The fires have sparked global concerns about the impact that the destruction of the rainforest will have on climate change and protests took place in cities across Brazil and around the world last week.

But despite the ongoing crisis, the country rejected the G7′s offer, with a top Brazilian official telling Macron to take care of “his home and his colonies”.

“We appreciate [the offer], but maybe those resources are more relevant to reforest Europe,” Onyx Lorenzoni, chief of staff to President Jair Bolsonaro, told the G1 news website.

“Macron cannot even avoid a foreseeable fire in a church that is a world heritage site,” he added, referring to the fire in April that devastated the Notre-Dame cathedral. “What does he intend to teach our country?”

The presidency later confirmed the comments to AFP.

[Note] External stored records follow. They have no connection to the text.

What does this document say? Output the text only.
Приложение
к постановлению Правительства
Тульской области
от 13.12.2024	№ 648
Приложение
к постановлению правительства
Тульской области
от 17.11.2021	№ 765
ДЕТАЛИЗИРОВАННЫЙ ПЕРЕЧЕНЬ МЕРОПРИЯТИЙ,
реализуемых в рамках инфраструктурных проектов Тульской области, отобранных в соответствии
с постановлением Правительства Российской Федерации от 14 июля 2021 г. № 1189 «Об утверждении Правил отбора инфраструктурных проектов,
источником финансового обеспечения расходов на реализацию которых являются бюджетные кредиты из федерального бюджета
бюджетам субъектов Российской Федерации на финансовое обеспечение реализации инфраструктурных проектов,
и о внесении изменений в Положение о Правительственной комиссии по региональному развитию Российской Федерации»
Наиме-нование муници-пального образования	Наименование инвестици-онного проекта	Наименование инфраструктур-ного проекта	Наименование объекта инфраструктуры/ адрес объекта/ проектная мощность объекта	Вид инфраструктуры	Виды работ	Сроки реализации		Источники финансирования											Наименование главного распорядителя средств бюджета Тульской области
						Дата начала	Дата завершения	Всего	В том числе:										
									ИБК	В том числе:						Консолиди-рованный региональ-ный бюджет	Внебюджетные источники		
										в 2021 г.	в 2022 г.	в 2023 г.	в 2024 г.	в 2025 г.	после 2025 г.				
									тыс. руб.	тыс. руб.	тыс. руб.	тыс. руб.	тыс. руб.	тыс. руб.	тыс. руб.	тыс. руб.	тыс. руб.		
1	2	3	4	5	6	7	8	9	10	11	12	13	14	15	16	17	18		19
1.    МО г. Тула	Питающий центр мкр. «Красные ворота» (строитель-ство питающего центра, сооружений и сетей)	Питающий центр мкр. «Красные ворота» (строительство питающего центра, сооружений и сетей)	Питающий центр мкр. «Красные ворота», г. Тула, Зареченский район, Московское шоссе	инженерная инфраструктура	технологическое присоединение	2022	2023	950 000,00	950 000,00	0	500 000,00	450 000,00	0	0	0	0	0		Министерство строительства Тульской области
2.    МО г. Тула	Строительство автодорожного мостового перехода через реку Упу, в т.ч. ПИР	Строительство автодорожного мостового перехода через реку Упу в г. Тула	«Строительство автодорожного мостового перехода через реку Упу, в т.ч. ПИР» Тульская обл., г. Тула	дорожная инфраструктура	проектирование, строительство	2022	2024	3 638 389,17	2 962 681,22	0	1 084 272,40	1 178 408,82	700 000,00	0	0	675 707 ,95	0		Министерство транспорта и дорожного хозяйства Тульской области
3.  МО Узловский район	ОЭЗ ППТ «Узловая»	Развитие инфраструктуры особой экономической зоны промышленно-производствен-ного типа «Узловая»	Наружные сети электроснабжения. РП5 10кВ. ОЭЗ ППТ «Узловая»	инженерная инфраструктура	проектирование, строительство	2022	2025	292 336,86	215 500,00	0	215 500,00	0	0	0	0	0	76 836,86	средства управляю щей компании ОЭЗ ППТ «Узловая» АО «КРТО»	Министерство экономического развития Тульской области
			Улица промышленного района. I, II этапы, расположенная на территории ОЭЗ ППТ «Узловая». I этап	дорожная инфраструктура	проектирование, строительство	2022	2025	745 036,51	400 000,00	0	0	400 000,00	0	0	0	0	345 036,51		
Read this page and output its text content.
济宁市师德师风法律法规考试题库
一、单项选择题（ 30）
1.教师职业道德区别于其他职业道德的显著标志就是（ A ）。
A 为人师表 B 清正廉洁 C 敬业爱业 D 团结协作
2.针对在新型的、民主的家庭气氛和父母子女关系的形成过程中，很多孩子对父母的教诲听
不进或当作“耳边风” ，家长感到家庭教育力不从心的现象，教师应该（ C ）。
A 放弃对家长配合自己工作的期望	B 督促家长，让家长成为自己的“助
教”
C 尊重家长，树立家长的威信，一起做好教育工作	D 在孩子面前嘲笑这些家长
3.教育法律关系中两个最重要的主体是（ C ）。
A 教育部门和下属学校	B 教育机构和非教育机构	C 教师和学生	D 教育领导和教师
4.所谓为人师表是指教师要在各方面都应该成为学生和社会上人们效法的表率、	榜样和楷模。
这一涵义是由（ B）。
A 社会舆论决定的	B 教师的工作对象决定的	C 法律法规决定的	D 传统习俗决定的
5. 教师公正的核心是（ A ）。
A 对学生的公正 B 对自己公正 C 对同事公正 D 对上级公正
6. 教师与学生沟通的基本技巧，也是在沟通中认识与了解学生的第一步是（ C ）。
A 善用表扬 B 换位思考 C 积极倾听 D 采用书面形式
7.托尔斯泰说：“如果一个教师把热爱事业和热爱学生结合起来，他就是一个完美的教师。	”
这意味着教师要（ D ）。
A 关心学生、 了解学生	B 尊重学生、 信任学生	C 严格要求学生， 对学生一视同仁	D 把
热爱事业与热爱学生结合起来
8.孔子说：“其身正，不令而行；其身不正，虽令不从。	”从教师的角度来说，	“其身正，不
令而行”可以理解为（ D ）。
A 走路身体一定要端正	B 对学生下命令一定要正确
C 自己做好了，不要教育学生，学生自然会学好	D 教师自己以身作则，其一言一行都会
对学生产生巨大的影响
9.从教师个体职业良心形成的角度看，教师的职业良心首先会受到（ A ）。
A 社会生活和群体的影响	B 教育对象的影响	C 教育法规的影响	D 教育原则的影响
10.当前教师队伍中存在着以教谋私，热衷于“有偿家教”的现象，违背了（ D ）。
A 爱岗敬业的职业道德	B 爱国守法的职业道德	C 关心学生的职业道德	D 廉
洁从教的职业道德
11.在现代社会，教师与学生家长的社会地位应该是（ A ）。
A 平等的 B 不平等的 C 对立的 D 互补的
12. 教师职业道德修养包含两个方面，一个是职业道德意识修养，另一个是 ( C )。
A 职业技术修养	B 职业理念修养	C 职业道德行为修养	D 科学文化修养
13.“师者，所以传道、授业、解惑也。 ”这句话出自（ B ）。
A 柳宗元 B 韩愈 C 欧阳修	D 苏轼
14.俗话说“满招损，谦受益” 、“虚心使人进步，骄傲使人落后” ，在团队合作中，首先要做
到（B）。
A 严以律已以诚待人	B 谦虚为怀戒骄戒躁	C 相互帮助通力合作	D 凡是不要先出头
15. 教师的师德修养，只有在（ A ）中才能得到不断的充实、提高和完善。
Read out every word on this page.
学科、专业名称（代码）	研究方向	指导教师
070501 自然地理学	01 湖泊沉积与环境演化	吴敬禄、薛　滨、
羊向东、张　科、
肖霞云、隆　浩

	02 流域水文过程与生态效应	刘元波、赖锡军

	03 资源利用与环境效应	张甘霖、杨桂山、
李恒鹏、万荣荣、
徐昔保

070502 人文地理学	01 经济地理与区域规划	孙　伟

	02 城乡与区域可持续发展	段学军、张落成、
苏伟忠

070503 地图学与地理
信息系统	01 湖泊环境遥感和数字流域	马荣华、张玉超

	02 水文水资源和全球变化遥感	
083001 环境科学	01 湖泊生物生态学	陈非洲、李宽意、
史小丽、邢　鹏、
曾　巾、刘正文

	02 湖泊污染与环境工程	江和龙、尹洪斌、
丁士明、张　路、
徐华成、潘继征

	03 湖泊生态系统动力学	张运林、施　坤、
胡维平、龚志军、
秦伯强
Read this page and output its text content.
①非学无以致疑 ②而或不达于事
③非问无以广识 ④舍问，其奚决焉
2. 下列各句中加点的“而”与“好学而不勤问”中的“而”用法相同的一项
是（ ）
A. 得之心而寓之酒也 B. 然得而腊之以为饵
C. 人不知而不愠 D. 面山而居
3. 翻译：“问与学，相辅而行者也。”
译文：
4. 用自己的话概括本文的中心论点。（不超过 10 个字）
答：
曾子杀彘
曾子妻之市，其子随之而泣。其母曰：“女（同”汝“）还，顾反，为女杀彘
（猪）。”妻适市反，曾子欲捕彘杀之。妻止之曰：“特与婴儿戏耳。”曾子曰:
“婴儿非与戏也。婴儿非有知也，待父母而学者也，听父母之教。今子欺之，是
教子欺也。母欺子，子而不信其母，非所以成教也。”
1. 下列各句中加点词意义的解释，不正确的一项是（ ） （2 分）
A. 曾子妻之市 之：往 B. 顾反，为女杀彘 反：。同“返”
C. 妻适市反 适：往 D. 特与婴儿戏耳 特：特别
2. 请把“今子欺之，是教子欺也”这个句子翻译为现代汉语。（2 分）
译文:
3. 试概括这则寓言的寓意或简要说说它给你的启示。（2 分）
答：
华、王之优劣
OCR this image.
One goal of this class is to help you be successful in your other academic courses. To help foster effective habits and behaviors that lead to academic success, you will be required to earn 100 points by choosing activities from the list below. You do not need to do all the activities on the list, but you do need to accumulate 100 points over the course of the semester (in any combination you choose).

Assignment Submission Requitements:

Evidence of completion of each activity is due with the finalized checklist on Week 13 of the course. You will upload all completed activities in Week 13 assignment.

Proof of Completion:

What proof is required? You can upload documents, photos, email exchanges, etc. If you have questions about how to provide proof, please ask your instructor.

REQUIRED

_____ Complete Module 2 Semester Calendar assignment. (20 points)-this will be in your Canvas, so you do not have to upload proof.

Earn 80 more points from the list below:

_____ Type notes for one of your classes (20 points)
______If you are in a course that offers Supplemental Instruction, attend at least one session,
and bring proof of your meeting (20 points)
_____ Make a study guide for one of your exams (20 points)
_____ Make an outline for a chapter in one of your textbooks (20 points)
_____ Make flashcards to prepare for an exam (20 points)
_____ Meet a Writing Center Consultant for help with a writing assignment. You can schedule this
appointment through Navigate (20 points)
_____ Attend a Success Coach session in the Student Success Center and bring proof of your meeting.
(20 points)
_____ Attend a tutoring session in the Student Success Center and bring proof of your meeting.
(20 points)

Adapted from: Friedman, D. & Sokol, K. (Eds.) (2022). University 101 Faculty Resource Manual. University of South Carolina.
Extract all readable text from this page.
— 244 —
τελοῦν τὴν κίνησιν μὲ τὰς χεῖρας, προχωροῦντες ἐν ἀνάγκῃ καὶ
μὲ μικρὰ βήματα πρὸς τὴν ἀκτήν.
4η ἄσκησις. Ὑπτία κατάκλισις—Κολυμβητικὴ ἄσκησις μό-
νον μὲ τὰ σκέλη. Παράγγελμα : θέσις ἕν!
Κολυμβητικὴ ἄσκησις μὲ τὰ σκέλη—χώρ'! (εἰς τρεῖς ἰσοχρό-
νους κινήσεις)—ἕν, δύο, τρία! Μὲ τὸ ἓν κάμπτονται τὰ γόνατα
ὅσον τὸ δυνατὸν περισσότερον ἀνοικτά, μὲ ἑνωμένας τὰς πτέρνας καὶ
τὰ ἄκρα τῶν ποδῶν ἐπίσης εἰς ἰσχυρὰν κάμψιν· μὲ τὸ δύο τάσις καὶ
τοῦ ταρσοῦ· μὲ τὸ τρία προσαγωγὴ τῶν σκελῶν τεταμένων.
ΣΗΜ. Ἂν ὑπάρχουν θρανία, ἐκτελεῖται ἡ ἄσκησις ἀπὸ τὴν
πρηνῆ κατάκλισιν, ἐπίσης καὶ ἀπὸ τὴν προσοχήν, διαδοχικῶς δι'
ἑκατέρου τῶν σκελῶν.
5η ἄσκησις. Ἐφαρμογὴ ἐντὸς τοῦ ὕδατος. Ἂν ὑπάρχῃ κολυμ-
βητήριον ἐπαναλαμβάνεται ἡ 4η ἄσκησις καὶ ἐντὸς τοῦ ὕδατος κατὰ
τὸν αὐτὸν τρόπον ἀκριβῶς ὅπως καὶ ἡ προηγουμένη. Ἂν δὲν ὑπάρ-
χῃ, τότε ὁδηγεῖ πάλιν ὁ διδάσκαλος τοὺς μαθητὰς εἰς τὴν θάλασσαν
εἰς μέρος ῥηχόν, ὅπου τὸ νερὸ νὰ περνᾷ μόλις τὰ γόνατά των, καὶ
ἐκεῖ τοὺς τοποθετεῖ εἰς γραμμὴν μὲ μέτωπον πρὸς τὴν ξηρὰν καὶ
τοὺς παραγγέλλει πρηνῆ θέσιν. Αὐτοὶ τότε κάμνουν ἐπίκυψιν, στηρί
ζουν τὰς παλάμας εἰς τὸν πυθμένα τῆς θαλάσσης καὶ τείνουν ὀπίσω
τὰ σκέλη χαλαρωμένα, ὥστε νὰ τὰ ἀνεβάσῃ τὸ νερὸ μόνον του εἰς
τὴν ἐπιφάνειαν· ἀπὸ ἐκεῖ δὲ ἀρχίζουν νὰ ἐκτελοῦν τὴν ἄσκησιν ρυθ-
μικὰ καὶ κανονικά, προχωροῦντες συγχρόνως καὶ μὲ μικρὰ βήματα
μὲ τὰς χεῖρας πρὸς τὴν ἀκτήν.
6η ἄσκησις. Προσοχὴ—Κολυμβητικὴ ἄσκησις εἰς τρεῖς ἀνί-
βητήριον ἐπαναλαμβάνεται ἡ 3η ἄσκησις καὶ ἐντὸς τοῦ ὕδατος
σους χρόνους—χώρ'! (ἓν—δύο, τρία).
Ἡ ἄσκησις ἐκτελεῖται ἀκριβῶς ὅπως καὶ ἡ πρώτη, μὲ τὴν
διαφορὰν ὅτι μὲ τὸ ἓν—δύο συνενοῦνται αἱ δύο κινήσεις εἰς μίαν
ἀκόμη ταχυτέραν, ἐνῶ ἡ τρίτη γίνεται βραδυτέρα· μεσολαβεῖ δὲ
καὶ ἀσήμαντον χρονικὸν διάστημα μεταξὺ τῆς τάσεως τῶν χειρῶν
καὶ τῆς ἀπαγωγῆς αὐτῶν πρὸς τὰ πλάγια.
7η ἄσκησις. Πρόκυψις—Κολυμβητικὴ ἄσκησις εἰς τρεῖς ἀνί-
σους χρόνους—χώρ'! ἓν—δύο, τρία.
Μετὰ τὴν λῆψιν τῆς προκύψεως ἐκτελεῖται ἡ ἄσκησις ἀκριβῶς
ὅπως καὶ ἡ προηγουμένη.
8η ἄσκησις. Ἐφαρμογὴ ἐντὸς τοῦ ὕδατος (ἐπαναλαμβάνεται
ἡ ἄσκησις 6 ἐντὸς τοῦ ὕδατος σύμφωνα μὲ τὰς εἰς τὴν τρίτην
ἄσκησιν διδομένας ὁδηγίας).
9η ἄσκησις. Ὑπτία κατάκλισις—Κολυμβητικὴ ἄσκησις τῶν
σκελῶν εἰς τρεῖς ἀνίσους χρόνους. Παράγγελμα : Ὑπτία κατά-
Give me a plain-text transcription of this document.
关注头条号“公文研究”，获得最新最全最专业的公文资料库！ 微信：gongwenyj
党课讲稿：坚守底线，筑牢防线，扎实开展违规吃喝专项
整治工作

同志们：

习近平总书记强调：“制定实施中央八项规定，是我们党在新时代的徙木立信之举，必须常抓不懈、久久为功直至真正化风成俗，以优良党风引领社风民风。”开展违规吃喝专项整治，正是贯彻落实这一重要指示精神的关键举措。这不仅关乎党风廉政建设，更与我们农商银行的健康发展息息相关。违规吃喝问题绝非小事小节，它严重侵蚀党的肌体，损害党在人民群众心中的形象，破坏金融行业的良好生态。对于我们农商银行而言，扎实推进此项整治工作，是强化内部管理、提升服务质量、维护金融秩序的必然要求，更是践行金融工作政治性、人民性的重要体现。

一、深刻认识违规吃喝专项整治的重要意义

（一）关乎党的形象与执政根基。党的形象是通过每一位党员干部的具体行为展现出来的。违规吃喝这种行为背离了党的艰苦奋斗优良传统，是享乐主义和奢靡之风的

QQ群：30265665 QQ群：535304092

brazil-amazon-fires Fresh rainforest beside an area that was burnt recently near the city of Porto Velho Victor R Caivano / PA Images Victor R Caivano / PA Images / PA Images

environmentalists-protest-at-the-brazilian-embassy-paris Climate activists demonstrate in front of the Brazilian embassy in the French capital Paris last week

Brazilian environment Minister Ricardo Salles earlier told reporters that the country welcomed the offer of funding to fight the fires, which have swept across 2.3 million acres of the Amazon rainforest.

But after a meeting between Bolsonaro and his ministers, the Brazilian government changed its mind.

“Brazil is a democratic, free nation that never had colonialist and imperialist practices, as perhaps is the objective of the Frenchman Macron,” Lorenzoni said.

Trump

Trump tweeted that the Brazilian leader was “working very hard on the Amazon fires and in all respects doing a great job for the people of Brazil – Not easy”. 

Although about 60 percent of the Amazon is in Brazil, the rainforest spreads across eight other countries or territories, including the French overseas territory of Guiana on the northeast coast of South America.

In response, Bolsonaro replied: “We’re fighting the wildfires with great success. Brazil is and will always be an international reference in sustainable development.”

“The fake news campaign built against our sovereignty will not work. The US can always count on Brazil.”